Un autre élément intrinsèque au modus vivendi du fanatisme, c’est la nécessité de se trouver un bouc émissaire afin d’imputer aux autres toute erreur, toute catastrophe. Les coupables, les responsables des échecs, ce sont toujours les autres. Ce sera toujours leur faute parce qu’"ils n’arrêtent pas de nous mettre des bâtons dans les roues". Le fanatisme ira même jusqu’à s’inventer des victoires imaginaires, contredisant la réalité des faits, afin d’étoffer sa légende, nourrir son idéologie et galvaniser ses adeptes. Le fanatisme signe la perversion d’une croyance érigée en dogme, qu’elle concerne la foi en Dieu ou dans un chef, dans la prépondérance d’une race, dans la défense d’une minorité, dans une théorie de type économique, politique, psychologique, scientifique, etc.

Il ne faut pas imaginer le fanatique religieux comme un individu particulièrement répugnant ou manifestant publiquement son mécontentement. Souvent, c’est un individu ordinaire, vivant discrètement dans son milieu environnant, se conformant aux normes de son entourage, cachant habilement son rêve de commettre son forfait pour "la cause sacrée" à laquelle il se voue corps et âme et qui est celle d’imposer la dictature de la Vérité divine et de détruire le monde des hérétiques. S’il s’accroche aussi fermement à sa croyance, c’est que celle-ci lui est absolument indispensable pour échapper à un sentiment de profonde fragilité refoulée.

Le fanatique est convaincu de posséder la Révélation ultime. Envahi par un sentiment de suffisance illimitée, par un narcissisme démesuré, il se perçoit comme un être supérieur, en droit de balayer toute opposition de quelque nature qu’elle soit, tout doute ou toute tentative de remise en question. S’il n’est pas le fondateur premier de son idéologie extrémiste, il s’y identifie entièrement et lui restera fidèle jusqu’à la mort, la sienne ou celle des mécréants. Parce qu’il est persuadé d’être un Initié appartenant au cercle des élus, il va consacrer sa vie au service du message divin qui mènera au totalitarisme politique.

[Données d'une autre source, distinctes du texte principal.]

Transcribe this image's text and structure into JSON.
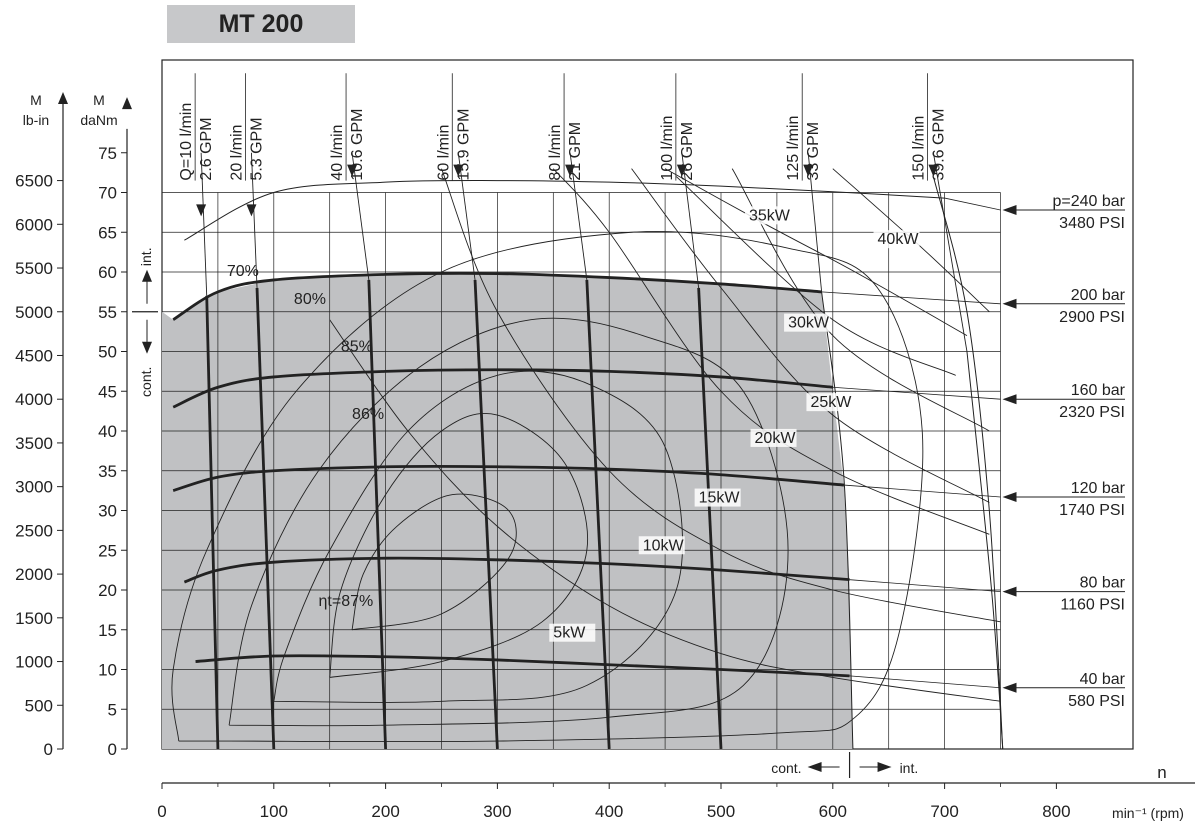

Lorsque les conditions économiques, politiques, sociales ou même environnementales apparaissent vacillantes et angoissantes, suscitant des états de panique, l’incertitude dans laquelle cette situation plonge les individus peut les inciter à rechercher des solutions en apparence rapides et efficaces, simplificatrices à l’excès, valables pour ce monde aussi bien que dans l’autre, nécessitant le sacrifice de milliers sinon de millions de vies humaines. Ce n’est plus la réflexion ou le sens critique qui domine, c’est l’émotionnel sinon le pulsionnel qui s’offre comme un refuge ou une échappatoire. Plus le désarroi personnel ou collectif est grand, plus l’appel à l’aveuglement fanatique trouvera un écho. Le clan constitué par les membres adhérant à la même Vérité contribuera également à produire un effet fanatisant, renforçant la nécessité absolue de rester entre soi et de pourfendre les autres.

Peut-être devons-nous aussi nous interroger sur la tendance au fanatisme enfoui en chacun de nous, ce que certains nomment "le fanatisme du quotidien". Lorsque, à l’intérieur d’une famille, un membre cherche à imposer sa Vérité, sans laisser de place à la parole des autres, lorsqu’en politique, on cherche à faire croire à l’existence d’une solution absolue aux problèmes, lorsqu’on forme des groupes réunis autour d’un mot d’ordre unique et qu’on veut l’imposer aux autres, lorsque nous sommes persuadés que nous luttons "pour la bonne cause" ou "pour le bien des autres" sans laisser de la place à une parole différente, ne pouvons-nous pas affirmer qu’une tentation fanatisante est tapie au fond du psychisme de chaque sujet?